Another problem with packet communication is the difference in clock rate between the transmitter end and the receiver end. The problem with real-time operations in packet communication will be described with reference to FIG. 17. A transmitting terminal 1202a is comprised of a microphone 1211, an A/D converting circuit 1212, an encoder circuit 1213, a network interface 1214a while a receiving terminal 1202b is comprised of a network interface 1214b, a decoder circuit 1215, an D/A converting circuit 1216 and a speaker 1217. In packet communication, since each terminal does not operate in synchronism with the clock on the network as in a line exchange configuration, individual terminals operate in accordance with their own clocks 1201a and 1201b, respectively. Here, if there is a difference in clock rate for sampling voice sound between the transmitter side and receiver side, data overflow or underflow will occur on the receiver side.
In order to solve this, in the packet communication, there is a method of reproducing the reference clock, which is used for audio and video transmission based on ATM in MPEG2. The overall configuration will be described with reference to FIG. 18. Also in ATM, data is transmitted in packets (cells) as in the Internet mentioned above. In MPEG2 transmission based on ATM, a 27 MHz clock 1301 is provided for the terminal so as to transmit data together with reference clock information 1302 as clock reference signal information (PCR) 1303. The receiving terminal reproduces the data using a PLL1304 based on the clock reference signal information (PCR) 1303. With this arrangement, the reference clock information 1302 on the transmitter side can be reproduced on the receiver side so that no buffer overflow and underflow will occur due to clock discrepancy.
This method is markedly effective as a method of sending a reference clock to a destination terminal by packet communication having no common clock, but needs to provide a 27 MHz clock on the transmitter side and a high-precision PLL on the receiver side, which are too expensive to be provided for PCs and the like. Further, it is necessary for this method to send an exact PCR from the transmitter side, and this method is not effective for connection with a terminal which cannot send this information exactly.

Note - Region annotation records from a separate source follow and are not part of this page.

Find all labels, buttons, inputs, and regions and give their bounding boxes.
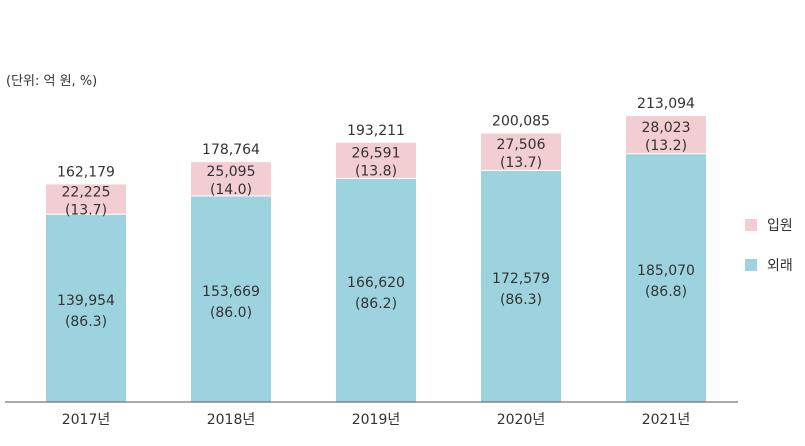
data-label-outpatient-value: 139,954 [57, 293, 115, 309]
data-label-total: 200,085 [492, 114, 550, 130]
data-label-total: 193,211 [347, 123, 405, 139]
bar-segment-outpatient [626, 153, 706, 402]
legend-item-inpatient: 입원 [745, 215, 793, 235]
x-tick-label: 2019년 [352, 412, 401, 428]
bar-segment-inpatient [46, 184, 126, 215]
data-label-total: 213,094 [637, 96, 695, 112]
legend-item-outpatient: 외래 [745, 255, 793, 275]
bar-segment-outpatient [46, 214, 126, 402]
legend-label-outpatient: 외래 [767, 258, 793, 274]
bar-segment-inpatient [626, 116, 706, 154]
data-label-inpatient-share: (13.2) [645, 138, 687, 154]
legend-label-inpatient: 입원 [767, 218, 793, 234]
data-label-outpatient-share: (86.8) [645, 284, 687, 300]
x-tick-label: 2018년 [207, 412, 256, 428]
data-label-outpatient-value: 172,579 [492, 271, 550, 287]
data-label-inpatient-value: 25,095 [207, 164, 256, 180]
data-label-outpatient-value: 185,070 [637, 263, 695, 279]
data-label-outpatient-value: 153,669 [202, 284, 260, 300]
bar-segment-inpatient [191, 162, 271, 196]
data-label-inpatient-value: 22,225 [62, 184, 111, 200]
data-label-inpatient-value: 27,506 [497, 137, 546, 153]
data-label-outpatient-share: (86.3) [500, 292, 542, 308]
legend: 입원 외래 [745, 215, 793, 295]
unit-label: (단위: 억 원, %) [6, 74, 98, 89]
x-tick-label: 2021년 [642, 412, 691, 428]
legend-swatch-outpatient [745, 259, 757, 271]
data-label-total: 162,179 [57, 164, 115, 180]
data-label-outpatient-share: (86.3) [65, 314, 107, 330]
data-label-inpatient-share: (14.0) [210, 182, 252, 198]
x-tick-label: 2017년 [62, 412, 111, 428]
bar-segment-outpatient [481, 170, 561, 402]
data-label-inpatient-value: 28,023 [642, 120, 691, 136]
bar-segment-inpatient [481, 133, 561, 171]
bar-segment-inpatient [336, 142, 416, 179]
data-label-outpatient-share: (86.0) [210, 305, 252, 321]
data-label-inpatient-value: 26,591 [352, 146, 401, 162]
data-label-inpatient-share: (13.8) [355, 164, 397, 180]
data-label-outpatient-value: 166,620 [347, 275, 405, 291]
data-label-total: 178,764 [202, 142, 260, 158]
data-label-outpatient-share: (86.2) [355, 296, 397, 312]
data-label-inpatient-share: (13.7) [500, 155, 542, 171]
x-tick-label: 2020년 [497, 412, 546, 428]
bar-segment-outpatient [191, 195, 271, 402]
data-label-inpatient-share: (13.7) [65, 202, 107, 218]
bar-segment-outpatient [336, 178, 416, 402]
legend-swatch-inpatient [745, 219, 757, 231]
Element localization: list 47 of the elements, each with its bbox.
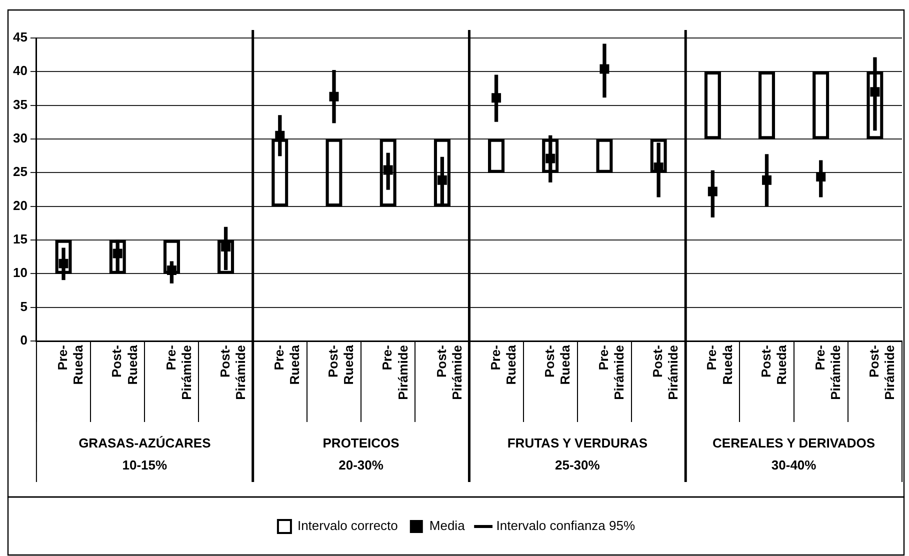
legend-label: Intervalo correcto [297, 518, 398, 534]
y-tick-label: 15 [12, 232, 28, 247]
y-tick-label: 25 [12, 164, 28, 180]
point [870, 87, 880, 97]
bar [602, 44, 606, 98]
point [437, 175, 447, 185]
point [600, 64, 610, 74]
x-tick-label: Post-Rueda [326, 344, 356, 385]
x-tick-label: Post-Rueda [109, 344, 140, 385]
text: GRASAS-AZÚCARES 10-15% [78, 436, 212, 473]
x-tick-label: Post-Pirámide [866, 345, 898, 400]
x-tick-label: Post-Pirámide [434, 345, 464, 400]
point [58, 258, 68, 268]
point [492, 93, 502, 103]
x-tick-label: Pre-Pirámide [380, 345, 410, 400]
y-tick-label: 30 [12, 130, 28, 146]
point [329, 92, 339, 102]
legend-label: Media [429, 518, 466, 534]
x-tick-label: Post-Rueda [542, 344, 573, 385]
x-tick-label: Pre-Rueda [704, 344, 735, 385]
point [221, 242, 231, 252]
y-tick-label: 35 [12, 96, 28, 112]
x-tick-label: Post-Pirámide [217, 345, 248, 400]
point [708, 186, 718, 196]
x-tick-label: Post-Rueda [758, 344, 789, 385]
x-tick-label: Pre-Pirámide [812, 345, 844, 400]
x-tick-label: Pre-Rueda [271, 344, 302, 385]
y-tick-label: 0 [20, 332, 28, 348]
y-tick-label: 45 [12, 30, 28, 45]
point [816, 172, 826, 182]
x-tick-label: Pre-Rueda [55, 344, 86, 385]
y-tick-label: 20 [12, 198, 28, 213]
y-tick-label: 10 [12, 265, 28, 280]
point [275, 130, 285, 140]
y-tick-label: 5 [20, 298, 28, 314]
point [166, 266, 176, 276]
legend-label: Intervalo confianza 95% [496, 518, 636, 534]
point [762, 175, 772, 185]
x-tick-label: Post-Pirámide [650, 345, 681, 400]
x-tick-label: Pre-Pirámide [596, 345, 627, 400]
text: CEREALES Y DERIVADOS 30-40% [712, 436, 876, 473]
x-tick-label: Pre-Rueda [488, 344, 518, 385]
x-tick-label: Pre-Pirámide [163, 345, 194, 400]
text: PROTEICOS 20-30% [322, 436, 400, 473]
y-tick-label: 40 [12, 63, 28, 78]
point [383, 165, 393, 175]
text: FRUTAS Y VERDURAS 25-30% [507, 436, 648, 473]
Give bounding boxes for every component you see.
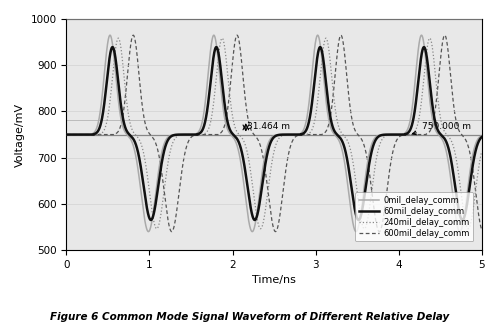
Legend: 0mil_delay_comm, 60mil_delay_comm, 240mil_delay_comm, 600mil_delay_comm: 0mil_delay_comm, 60mil_delay_comm, 240mi… (356, 193, 474, 241)
240mil_delay_comm (327, 60, 333, 64)
60mil_delay_comm (110, 45, 116, 49)
60mil_delay_comm (478, 135, 484, 139)
0mil_delay_comm (309, 70, 315, 74)
600mil_delay_comm (376, 230, 382, 234)
60mil_delay_comm (84, 133, 90, 137)
600mil_delay_comm (84, 133, 90, 137)
240mil_delay_comm (478, 150, 484, 153)
Text: 31.464 m: 31.464 m (248, 122, 290, 131)
Line: 240mil_delay_comm: 240mil_delay_comm (66, 38, 482, 229)
60mil_delay_comm (309, 99, 315, 103)
0mil_delay_comm (394, 133, 400, 137)
0mil_delay_comm (457, 230, 463, 234)
Text: 750.000 m: 750.000 m (412, 122, 471, 135)
600mil_delay_comm (372, 209, 378, 213)
60mil_delay_comm (372, 141, 378, 145)
600mil_delay_comm (327, 115, 333, 119)
0mil_delay_comm (214, 46, 220, 50)
600mil_delay_comm (394, 139, 400, 142)
Line: 600mil_delay_comm: 600mil_delay_comm (66, 35, 482, 232)
0mil_delay_comm (107, 33, 113, 37)
240mil_delay_comm (214, 71, 220, 75)
Line: 0mil_delay_comm: 0mil_delay_comm (66, 35, 482, 232)
600mil_delay_comm (214, 133, 220, 137)
240mil_delay_comm (84, 133, 90, 137)
X-axis label: Time/ns: Time/ns (252, 276, 296, 286)
240mil_delay_comm (64, 133, 70, 137)
60mil_delay_comm (460, 218, 466, 222)
240mil_delay_comm (309, 128, 315, 131)
60mil_delay_comm (328, 115, 334, 119)
Line: 60mil_delay_comm: 60mil_delay_comm (66, 47, 482, 220)
0mil_delay_comm (372, 137, 378, 141)
600mil_delay_comm (64, 133, 70, 137)
240mil_delay_comm (394, 133, 400, 137)
0mil_delay_comm (328, 124, 334, 128)
600mil_delay_comm (478, 228, 484, 232)
60mil_delay_comm (394, 133, 400, 137)
240mil_delay_comm (465, 227, 471, 231)
0mil_delay_comm (64, 133, 70, 137)
600mil_delay_comm (442, 33, 448, 37)
60mil_delay_comm (214, 46, 220, 49)
600mil_delay_comm (309, 133, 315, 137)
60mil_delay_comm (64, 133, 70, 137)
Text: Figure 6 Common Mode Signal Waveform of Different Relative Delay: Figure 6 Common Mode Signal Waveform of … (50, 312, 450, 322)
0mil_delay_comm (84, 133, 90, 137)
0mil_delay_comm (478, 134, 484, 138)
Y-axis label: Voltage/mV: Voltage/mV (15, 102, 25, 167)
240mil_delay_comm (427, 36, 433, 40)
240mil_delay_comm (372, 170, 378, 174)
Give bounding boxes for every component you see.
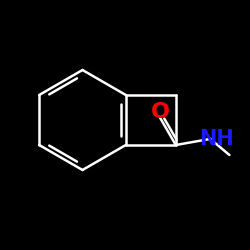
Text: NH: NH (199, 129, 234, 149)
Text: O: O (151, 102, 170, 122)
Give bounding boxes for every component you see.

In order to solve the above problems, it is therefore an object of the present invention to provide an inexpensive packet processor and a recording medium with packet communication processing programs recorded thereon, wherein no receiving buffer overflow and underflow due to clock discrepancy between the transmission and reception ends will occur so as to prevent occurrence of packet jitter and hence voce sound with breaks.